Regardt Dreyer
- Born: Regardt Dreyer 10 December 1982 (age 43) Westville, KwaZulu-Natal, South Africa
- Height: 1.90 m (6 ft 3 in)
- Weight: 118 kg (18 st 8 lb)

Rugby union career
- Position: Prop

Senior career
- Years: Team / Apps / (Points)
- 2008–: Northampton Saints / 5 / (0)
- Correct as of 4 November 2009

Provincial / State sides
- Years: Team / Apps / (Points)
- 2003–07: Leopards
- 2007–09: Griquas / 17 / (12)
- Correct as of 10 June 2008

Super Rugby
- Years: Team / Apps / (Points)
- 2007–08: Cheetahs

= Regardt Dreyer =

South African rugby player (born 1982)

Regardt Dreyer (born 10 December 1982, Johannesburg) is a professional South African Rugby footballer currently playing for Aviva Premiership side Northampton Saints.

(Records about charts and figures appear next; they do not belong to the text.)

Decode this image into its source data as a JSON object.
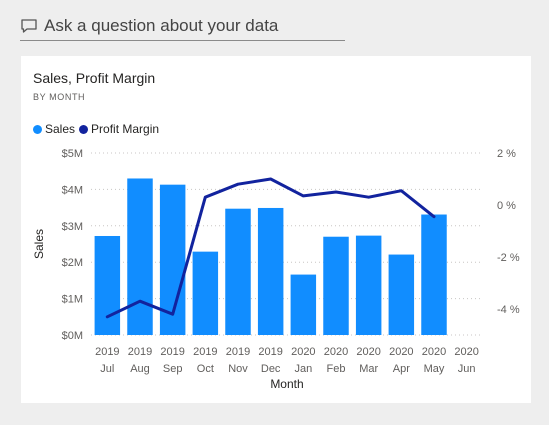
{
  "qa": {
    "placeholder": "Ask a question about your data",
    "icon": "speech-bubble-icon"
  },
  "chart_data": {
    "type": "bar",
    "title": "Sales, Profit Margin",
    "subtitle": "BY MONTH",
    "xlabel": "Month",
    "ylabel": "Sales",
    "categories": [
      {
        "year": "2019",
        "month": "Jul"
      },
      {
        "year": "2019",
        "month": "Aug"
      },
      {
        "year": "2019",
        "month": "Sep"
      },
      {
        "year": "2019",
        "month": "Oct"
      },
      {
        "year": "2019",
        "month": "Nov"
      },
      {
        "year": "2019",
        "month": "Dec"
      },
      {
        "year": "2020",
        "month": "Jan"
      },
      {
        "year": "2020",
        "month": "Feb"
      },
      {
        "year": "2020",
        "month": "Mar"
      },
      {
        "year": "2020",
        "month": "Apr"
      },
      {
        "year": "2020",
        "month": "May"
      },
      {
        "year": "2020",
        "month": "Jun"
      }
    ],
    "series": [
      {
        "name": "Sales",
        "type": "bar",
        "axis": "left",
        "color": "#118dff",
        "values": [
          2720000,
          4300000,
          4130000,
          2290000,
          3470000,
          3490000,
          1660000,
          2700000,
          2730000,
          2210000,
          3310000,
          null
        ]
      },
      {
        "name": "Profit Margin",
        "type": "line",
        "axis": "right",
        "color": "#12239e",
        "values": [
          -4.3,
          -3.7,
          -4.2,
          0.3,
          0.8,
          1.0,
          0.35,
          0.5,
          0.3,
          0.55,
          -0.45,
          null
        ]
      }
    ],
    "y_left": {
      "min": 0,
      "max": 5000000,
      "ticks": [
        0,
        1000000,
        2000000,
        3000000,
        4000000,
        5000000
      ],
      "tick_labels": [
        "$0M",
        "$1M",
        "$2M",
        "$3M",
        "$4M",
        "$5M"
      ]
    },
    "y_right": {
      "min": -5,
      "max": 2,
      "ticks": [
        -4,
        -2,
        0,
        2
      ],
      "tick_labels": [
        "-4 %",
        "-2 %",
        "0 %",
        "2 %"
      ]
    },
    "legend_position": "top-left",
    "grid": true
  }
}
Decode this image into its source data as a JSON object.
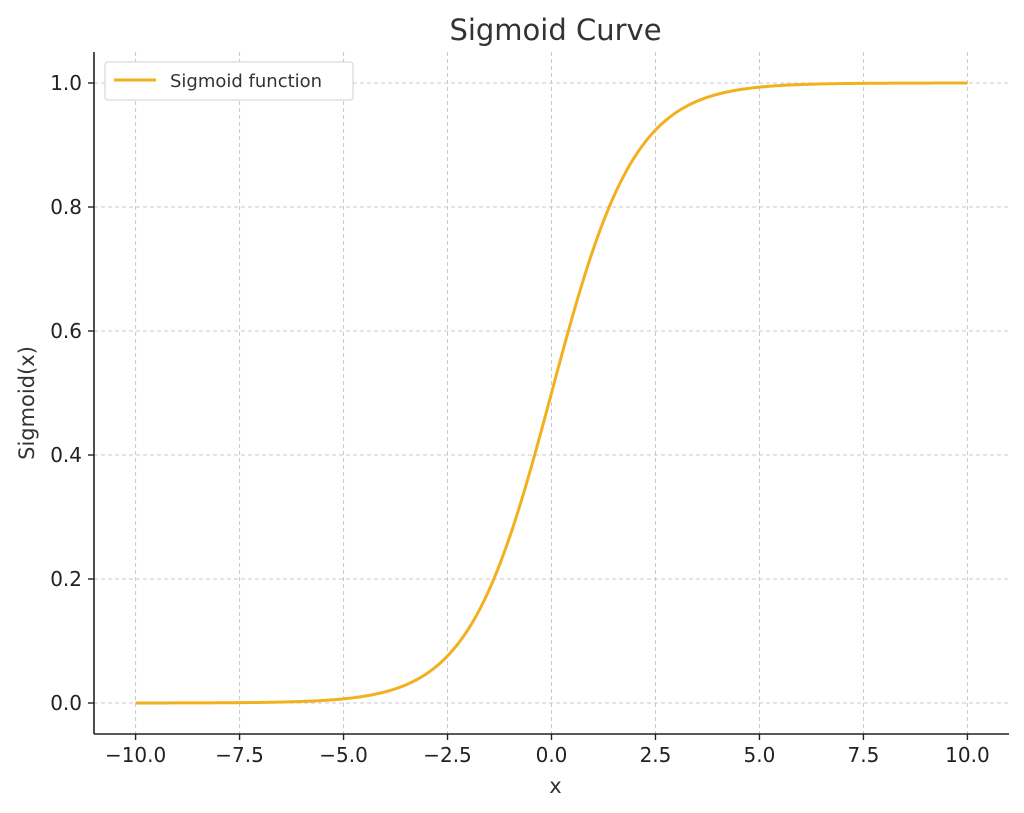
{
  "chart_data": {
    "type": "line",
    "title": "Sigmoid Curve",
    "xlabel": "x",
    "ylabel": "Sigmoid(x)",
    "xlim": [
      -11,
      11
    ],
    "ylim": [
      -0.05,
      1.05
    ],
    "x_ticks": [
      -10.0,
      -7.5,
      -5.0,
      -2.5,
      0.0,
      2.5,
      5.0,
      7.5,
      10.0
    ],
    "x_tick_labels": [
      "−10.0",
      "−7.5",
      "−5.0",
      "−2.5",
      "0.0",
      "2.5",
      "5.0",
      "7.5",
      "10.0"
    ],
    "y_ticks": [
      0.0,
      0.2,
      0.4,
      0.6,
      0.8,
      1.0
    ],
    "y_tick_labels": [
      "0.0",
      "0.2",
      "0.4",
      "0.6",
      "0.8",
      "1.0"
    ],
    "grid": true,
    "legend_position": "top-left",
    "series": [
      {
        "name": "Sigmoid function",
        "color": "#f2b01e",
        "x": [
          -10,
          -7.5,
          -5,
          -4,
          -3,
          -2.5,
          -2,
          -1.5,
          -1,
          -0.5,
          0,
          0.5,
          1,
          1.5,
          2,
          2.5,
          3,
          4,
          5,
          7.5,
          10
        ],
        "y": [
          4.54e-05,
          0.000553,
          0.00669,
          0.018,
          0.0474,
          0.0759,
          0.1192,
          0.1824,
          0.2689,
          0.3775,
          0.5,
          0.6225,
          0.7311,
          0.8176,
          0.8808,
          0.9241,
          0.9526,
          0.982,
          0.9933,
          0.9994,
          0.99995
        ]
      }
    ]
  }
}
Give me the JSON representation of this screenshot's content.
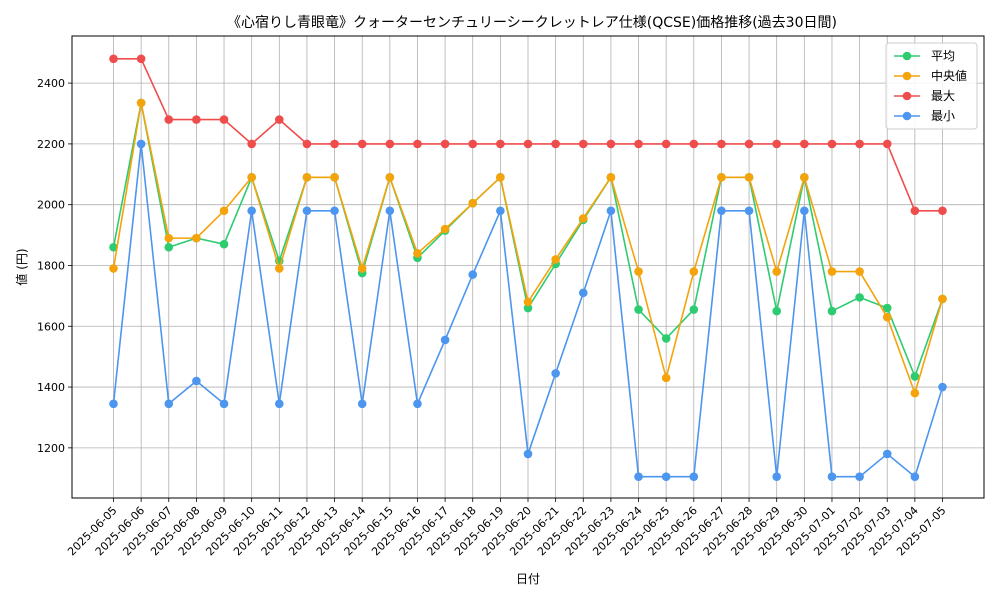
{
  "chart_data": {
    "type": "line",
    "title": "《心宿りし青眼竜》クォーターセンチュリーシークレットレア仕様(QCSE)価格推移(過去30日間)",
    "xlabel": "日付",
    "ylabel": "値 (円)",
    "ylim": [
      1035,
      2555
    ],
    "yticks": [
      1200,
      1400,
      1600,
      1800,
      2000,
      2200,
      2400
    ],
    "grid": true,
    "legend_position": "top-right",
    "categories": [
      "2025-06-05",
      "2025-06-06",
      "2025-06-07",
      "2025-06-08",
      "2025-06-09",
      "2025-06-10",
      "2025-06-11",
      "2025-06-12",
      "2025-06-13",
      "2025-06-14",
      "2025-06-15",
      "2025-06-16",
      "2025-06-17",
      "2025-06-18",
      "2025-06-19",
      "2025-06-20",
      "2025-06-21",
      "2025-06-22",
      "2025-06-23",
      "2025-06-24",
      "2025-06-25",
      "2025-06-26",
      "2025-06-27",
      "2025-06-28",
      "2025-06-29",
      "2025-06-30",
      "2025-07-01",
      "2025-07-02",
      "2025-07-03",
      "2025-07-04",
      "2025-07-05"
    ],
    "series": [
      {
        "name": "平均",
        "color": "#2ecc71",
        "values": [
          1860,
          2335,
          1860,
          1890,
          1870,
          2090,
          1815,
          2090,
          2090,
          1775,
          2090,
          1825,
          1915,
          2005,
          2090,
          1660,
          1805,
          1950,
          2090,
          1655,
          1560,
          1655,
          2090,
          2090,
          1650,
          2090,
          1650,
          1695,
          1660,
          1435,
          1690
        ]
      },
      {
        "name": "中央値",
        "color": "#f5a30a",
        "values": [
          1790,
          2335,
          1890,
          1890,
          1980,
          2090,
          1790,
          2090,
          2090,
          1790,
          2090,
          1840,
          1920,
          2005,
          2090,
          1680,
          1820,
          1955,
          2090,
          1780,
          1430,
          1780,
          2090,
          2090,
          1780,
          2090,
          1780,
          1780,
          1630,
          1380,
          1690
        ]
      },
      {
        "name": "最大",
        "color": "#ef4c4c",
        "values": [
          2480,
          2480,
          2280,
          2280,
          2280,
          2200,
          2280,
          2200,
          2200,
          2200,
          2200,
          2200,
          2200,
          2200,
          2200,
          2200,
          2200,
          2200,
          2200,
          2200,
          2200,
          2200,
          2200,
          2200,
          2200,
          2200,
          2200,
          2200,
          2200,
          1980,
          1980
        ]
      },
      {
        "name": "最小",
        "color": "#4c96ef",
        "values": [
          1345,
          2200,
          1345,
          1420,
          1345,
          1980,
          1345,
          1980,
          1980,
          1345,
          1980,
          1345,
          1555,
          1770,
          1980,
          1180,
          1445,
          1710,
          1980,
          1105,
          1105,
          1105,
          1980,
          1980,
          1105,
          1980,
          1105,
          1105,
          1180,
          1105,
          1400
        ]
      }
    ]
  }
}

His preferred position is at Prop.

==Career==
Dreyer signed for Northampton Saints along with Juandré Kruger, another fellow South African Rugby player on 6 October 2008 but did not officially join until after his Currie Cup commitments. Although he did not play for the saints in his first season, he played for their reserves team (the Wanderers) helping them winning the Guinness A League. He made his first start the following season.